En sortant de la maison, - car la cérémonie d’ouverture fut brève et, bientôt, nous n’entendîmes plus que la voix grande, quasi maternelle, de la jeune institutrice, qui commençait sa classe comme si rien d’extraordinaire ne se fut passé, - en sortant, le vieux Longpré nous dit : Il faudra essayer de nous aider. –Mais de quelles ressources disposez-vous? – J’ai quatre-vingt piastres, c’était le reliquat d’une quête locale et Charles Langlois a promis de nous aider…

C’est ainsi que s’engagea la bataille. Mais les sacrifices locaux ce multiplièrent, Charles Langlois (qui saura jamais ce que cet être de générosité et de courage a fait pour la minorité franco-ontarienne?) et d’autres ne trompèrent point les espérances que l’on avait fondées sur eux.
L’école vécut, l’école qui portait le nom de la Sainte d’Orléans et qui avait été inaugurée par la prière fameuse qu’en d’autres circonstances Pie X lui-même avait voulu bénir :
 
 
O Christ, ami des francs! Vous qui, par le bras d’une humble vierg, aves jadis sauvé la France, inclinez vers nous la grande miséricorde de votre Sacré Cœur. Nous vous en prions, par les mérites de l’intercession de la bienheureuse Jeanne d’Arc, que nous choisissons pour patronne, protégez nos institutions, notre langue et notre foi.
O Christ, notre Roi! Nous vous jurons fidélité éternelle! Faites que, nourris du pain de votre Sainte Eucharistie, nous croissions en un « peuple parfait » que nous méritions de continuer, sur cette terre d’Amérique, les glorieuses traditions de « la fille aînée de l’Église ».
O Dieu de Jeanne d’Arc, sauvez encore une fois la France! Sauvez notre cher Canada; et vous, bienheureuse Jeanne d’Arc, priez pour nous. Ainsi soit-il.

La fondation de l’école libre marquait dans la réaction française de Pembroke un point éclatant.
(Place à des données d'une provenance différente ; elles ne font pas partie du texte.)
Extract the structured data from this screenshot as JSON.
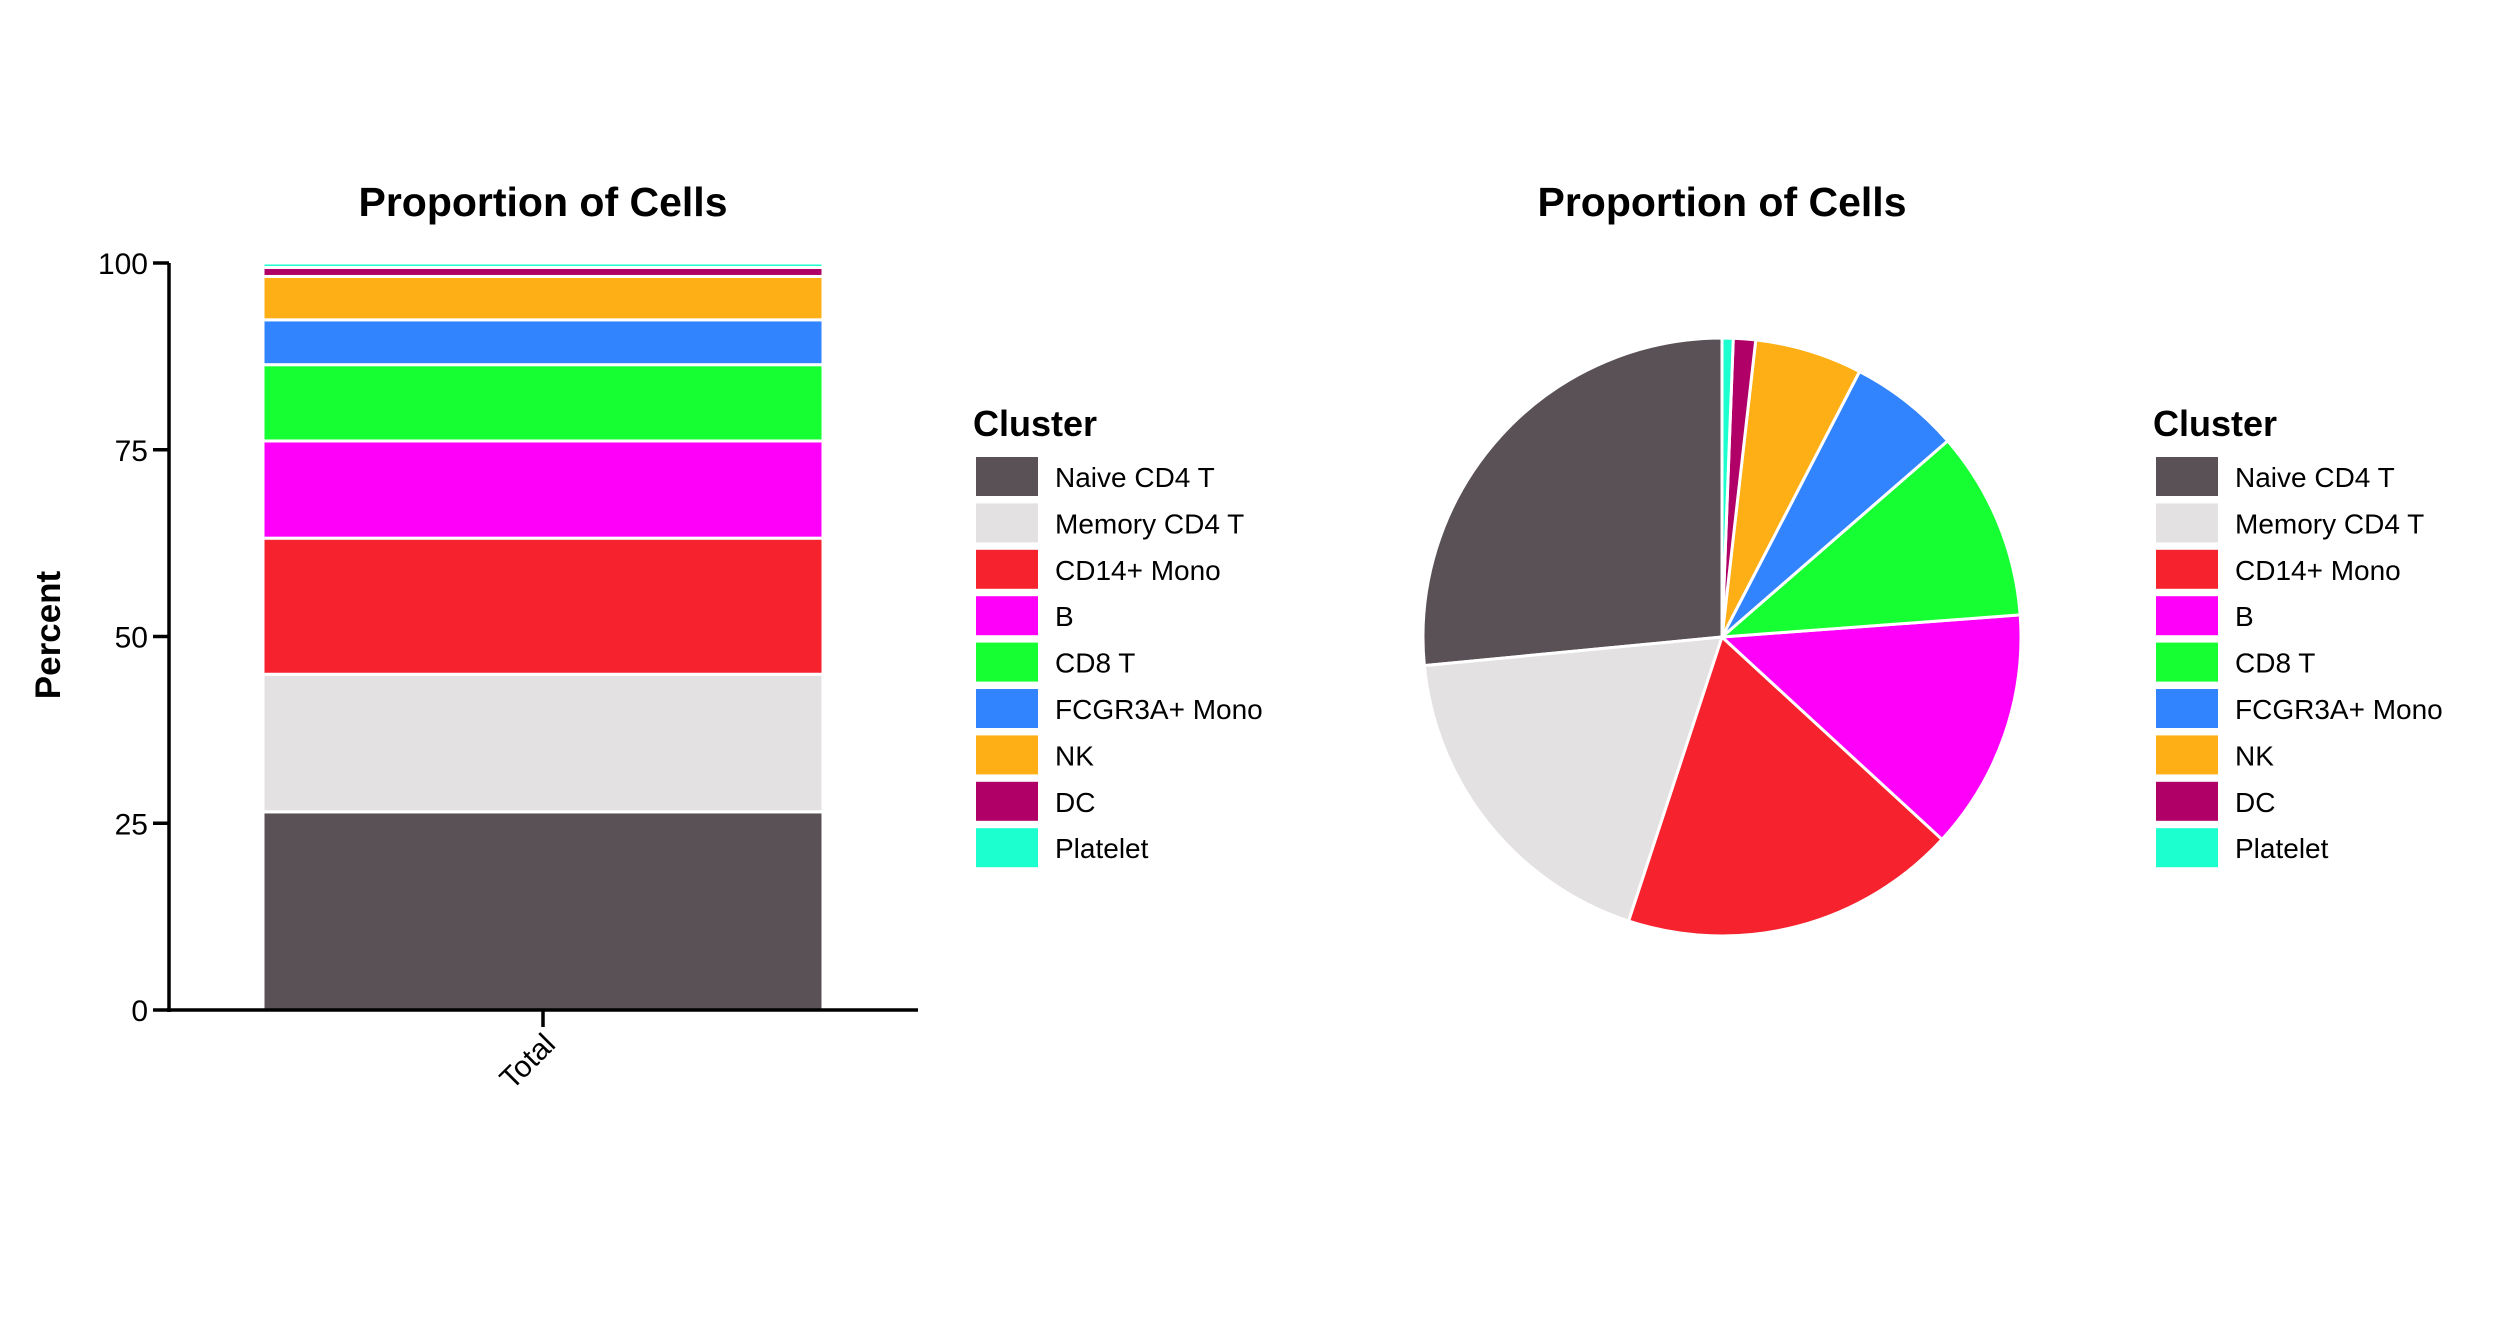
{
  "chart_data": [
    {
      "type": "bar",
      "stacked": true,
      "title": "Proportion of Cells",
      "xlabel": "",
      "ylabel": "Percent",
      "categories": [
        "Total"
      ],
      "ylim": [
        0,
        100
      ],
      "yticks": [
        "0",
        "25",
        "50",
        "75",
        "100"
      ],
      "series": [
        {
          "name": "Naive CD4 T",
          "values": [
            26.5
          ],
          "color": "#5a5156"
        },
        {
          "name": "Memory CD4 T",
          "values": [
            18.4
          ],
          "color": "#e4e1e3"
        },
        {
          "name": "CD14+ Mono",
          "values": [
            18.2
          ],
          "color": "#f6222e"
        },
        {
          "name": "B",
          "values": [
            13.0
          ],
          "color": "#fe00fa"
        },
        {
          "name": "CD8 T",
          "values": [
            10.2
          ],
          "color": "#16ff32"
        },
        {
          "name": "FCGR3A+ Mono",
          "values": [
            6.0
          ],
          "color": "#3283fe"
        },
        {
          "name": "NK",
          "values": [
            5.8
          ],
          "color": "#feaf16"
        },
        {
          "name": "DC",
          "values": [
            1.2
          ],
          "color": "#b00068"
        },
        {
          "name": "Platelet",
          "values": [
            0.6
          ],
          "color": "#1cffce"
        }
      ],
      "legend": {
        "title": "Cluster",
        "position": "right"
      },
      "grid": false
    },
    {
      "type": "pie",
      "title": "Proportion of Cells",
      "labels": [
        "Naive CD4 T",
        "Memory CD4 T",
        "CD14+ Mono",
        "B",
        "CD8 T",
        "FCGR3A+ Mono",
        "NK",
        "DC",
        "Platelet"
      ],
      "values": [
        26.5,
        18.4,
        18.2,
        13.0,
        10.2,
        6.0,
        5.8,
        1.2,
        0.6
      ],
      "colors": [
        "#5a5156",
        "#e4e1e3",
        "#f6222e",
        "#fe00fa",
        "#16ff32",
        "#3283fe",
        "#feaf16",
        "#b00068",
        "#1cffce"
      ],
      "legend": {
        "title": "Cluster",
        "position": "right"
      }
    }
  ]
}
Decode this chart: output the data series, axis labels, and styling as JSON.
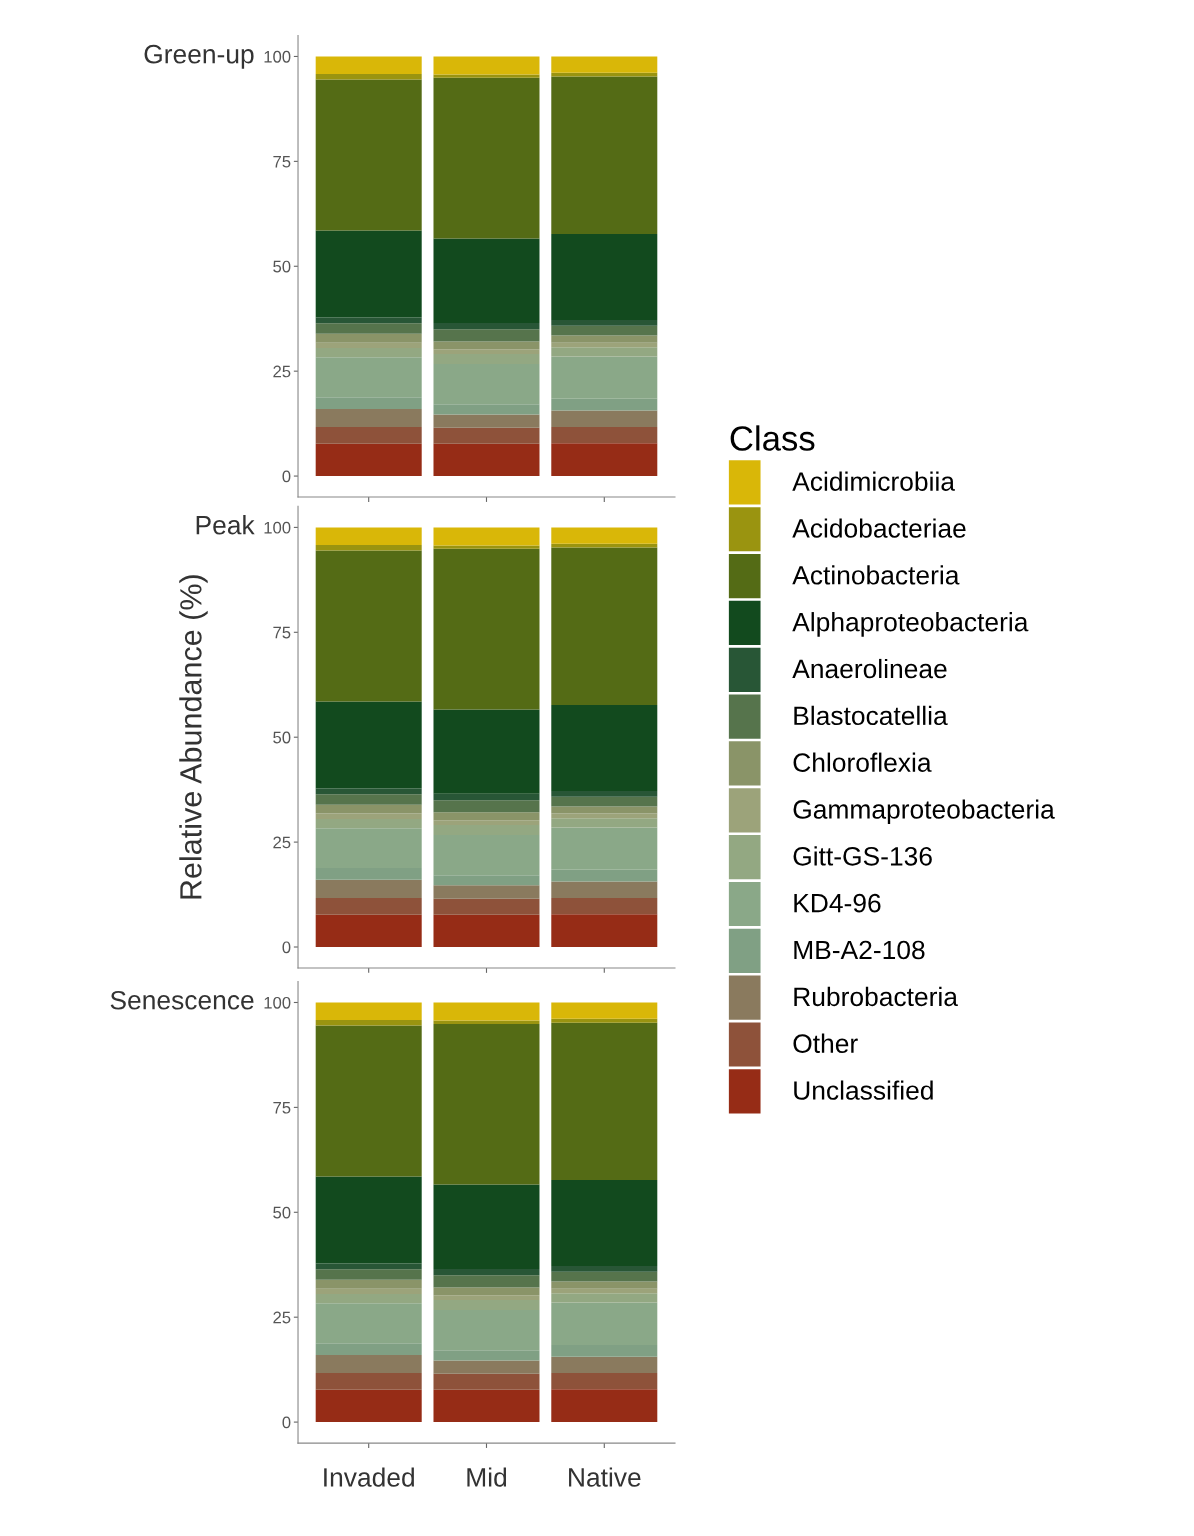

Elle fut le principe de succès nouveaux, à des conditions normales, rentrer dans les écoles officielles.
Mais personne n’oubliera les services rendus par les courageux pionniers de 1923; personne n’oubliera que vers eux doit monter une éternelle gratitude.
Quand le vieux Longpré, si considérable qu’ait été pour lui cette magnifique aventure, elle restera tout de même un incident dans sa vie de patriote. Tout son travail antérieur l’y avait préparé : tout son travail postérieur en fut la suite et le complément, il voulait que les enfants de Pembroke fussent élevés à la catholique et à la française et qu’il se formât parmi eux une élite capable d’élever la masse. Il y a employé les suprêmes années de sa vie, s’efforçant de susciter des générosités nouvelles et d’amasser lui-même quelques ressources dans ce dessein.

Il nous faisait quelques fois l’honneur de nous rendre visite, en compagnie de la noble femme qui entoura de tant de dévouement ses derniers jours. Il était brisé par la maladie, mais deux thèmes éveillaient toujours chez lui d’ardents discours : l’hommage à ses anciens compagnons, qu’il aurait tous voulu mettre à l’honneur et dont il a inscrit les noms dans son Éveil de la Race; les rêves qu’il continuait de former, d’essayer de réaliser pour les jeunes de Pembroke.
Ni le temps, ni la fatigue, ni la maladie n’ont eu raison de cette âme ardente et de ce cœur de héro.
Alfred Longpré nous en voudrait, si nous ne joignions à son souvenir celui, non seulement de ses compagnons et de ses compagnes de Pembroke, mais aussi de tous ceux qui, à travers la province et le pays, ont mené en même temps que lui le bon combat.
Il y eut là des âmes admirables et qui surent s’élever à des magnifiques hauteurs.
Nous ne pouvons encore librement parler que des mots, mais lorsque la vérité entière s’écrira, on constatera que cette histoire est l’une des plus belles de notre vie nationale.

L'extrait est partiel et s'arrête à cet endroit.